Wiersze liryczne i liryczno-narracyjne Zaleskiego spotkały się z żywym oddźwiękiem u współczesnych. Już M. Mochnacki podkreślał ich naiwność i szczerość, a zarazem prawdziwość i realizm. Pozytywnie przyjmowano harmonijną, opartą na katolicyzmie ideę pokory ocalającej i nieortodoksyjnie mesjanizującą wizję świata odradzanego przez cierpienie. Mickiewicz w hiperbolicznym geście uznał Zaleski ex cathedra za „niezaprzeczalnie największego z wszystkich poetów słowiańszczyzny” (wykłady literatury słowiańskiej, X), podczas gdy równocześnie J. Słowacki zarzucił poecie nieporadność gramatyczną i ubóstwo myśli (1841). Ślady wpływu poetyki Zaleskiego na pokolenie następne ujrzano w lirycznej twórczości T. Lenartowicza, W. Pola i W. Syrokomli.
Znaczący rezonans wiersze Zaleskiego wywołały we współczesnej mu twórczości muzycznej. Z ducha pieśni zrodzone, do pieśni wróciły. Zrazu niektóre z nich: Wzgórek pożegnania („Oto chaty dymią w dole”, 1822), Do gitary („Towarzyszko życia wiosny”, 1824), Dumka Mazepy („Słońce idzie jakby spało”, 1824) śpiewano na nuty zasłyszane, anonimowe. Parę wierszy wzbudziło zainteresowanie szczególne. Dumę o hetmanie Kosińskim („Hop, hop, cwałem koniu wrony”, 1822) upieśniowili: I. Platon Kozłowski, A. Kocipiński i I.F. Dobrzyński; dumkę Śpiewak tęskniący („Nigdyż serce stęsknione”, 1829): K. Lubomirski, E. Kania, A. Kocipiński, M. Madejski, S. Moniuszko i W. Żeleński; szumkę Rojenia wiośniane („O, widać i słychać”, 1837): I.F. Dobrzyński i W. Żeleński; pieśń Spomnienie („Na dolinie, u jeziora”): W. Troszel, M. Madejski i S. Moniuszko, a Młodo zaswataną („Czy ja w polu nie kalina?”): M. Hertz, W. Troszel i W. Żeleński. Miejsce szczególne wśród pieśni inspirowanych tekstami Zaleskiego zajmują cztery pieśni Chopina (Śliczny chłopiec, Dwojaki koniec, Dumka i Nie ma, czego trzeba); powstały w późnej fazie życia kompozytora i zostały naznaczone autobiograficznie („Kochać – i nie ma kogo, śpiewać – i nie ma komu”). Wraz z trzema pieśniami Moniuszki (Spomnienie, Śpiewak w obcej stronie, Modlitwa), a przede wszystkim z czterema pieśniami W. Żeleńskiego (Czarnobrewa, Zakochana, Śpiewak w obcej stronie i Rojenia wiośniane) tworzą zespół najwybitniejszych pieśni skomponowanych do słów poety. Po teksty Zaleskiego – choć akcydentalnie – sięgali ponadto m.in.: J. Fontana (Zakochana), W. Każyński (Wiosenne kwiaty), A. Zarzycki, S. Duniecki (Wiośnianki) i E. Pankiewicz (Ze snu). Wraz z końcem „wieku uniesień” (C. Miłosz) zainteresowanie dla strof „śpiewaka tęskniącego” wygasło.

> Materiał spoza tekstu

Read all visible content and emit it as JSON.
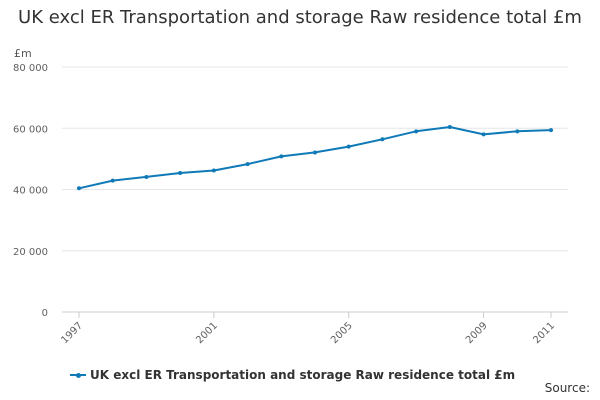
{
  "chart_data": {
    "type": "line",
    "title": "UK excl ER Transportation and storage Raw residence total £m",
    "ylabel": "£m",
    "xlabel": "",
    "ylim": [
      0,
      80000
    ],
    "yticks": [
      0,
      20000,
      40000,
      60000,
      80000
    ],
    "ytick_labels": [
      "0",
      "20 000",
      "40 000",
      "60 000",
      "80 000"
    ],
    "xlim": [
      1997,
      2011
    ],
    "xticks": [
      1997,
      2001,
      2005,
      2009,
      2011
    ],
    "xtick_labels": [
      "1997",
      "2001",
      "2005",
      "2009",
      "2011"
    ],
    "grid": true,
    "legend_position": "bottom-left",
    "series": [
      {
        "name": "UK excl ER Transportation and storage Raw residence total £m",
        "color": "#0f7ab7",
        "x": [
          1997,
          1998,
          1999,
          2000,
          2001,
          2002,
          2003,
          2004,
          2005,
          2006,
          2007,
          2008,
          2009,
          2010,
          2011
        ],
        "values": [
          40400,
          42900,
          44100,
          45400,
          46200,
          48300,
          50800,
          52100,
          54000,
          56400,
          59000,
          60400,
          58000,
          59000,
          59400
        ]
      }
    ]
  },
  "source_label": "Source:"
}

Edycje: Poezje, t. 1: Dumy i dumki Bohdanowe, t. 2: Poezje religijne, wyd. E. Raczyński, Poznań 1841, 1842; Pisma, 4 t., Lwów 1877; Wybór poezyj, oprac. J. Tretiak, «Biblioteka Narodowa» seria I nr 30, Wrocław 1921, oprac. C. Gajkowska, 3 wyd. zmien., Wrocław 1985.
Literatura: A. Kolessa Ukraińska rytmika ludowa w poezjach Bohdana Zaleskiego, w: Księga pamiątkowa Uniwersytetu Lwowskiego, Lwów 1900; J. Tretiak Bohdan Zaleski na tułactwie, 2 cz., Kraków 1913–14; B. Stelmaszczyk-Świontek Wokół programu poetyckiego Bohdana Zaleskiego, „Ruch Literacki” 1979 z. 5; F. German Zofia i Józef Bohdan Zalescy a Fryderyk Chopin, „Rocznik Chopinowski” 1983 XV, 1983.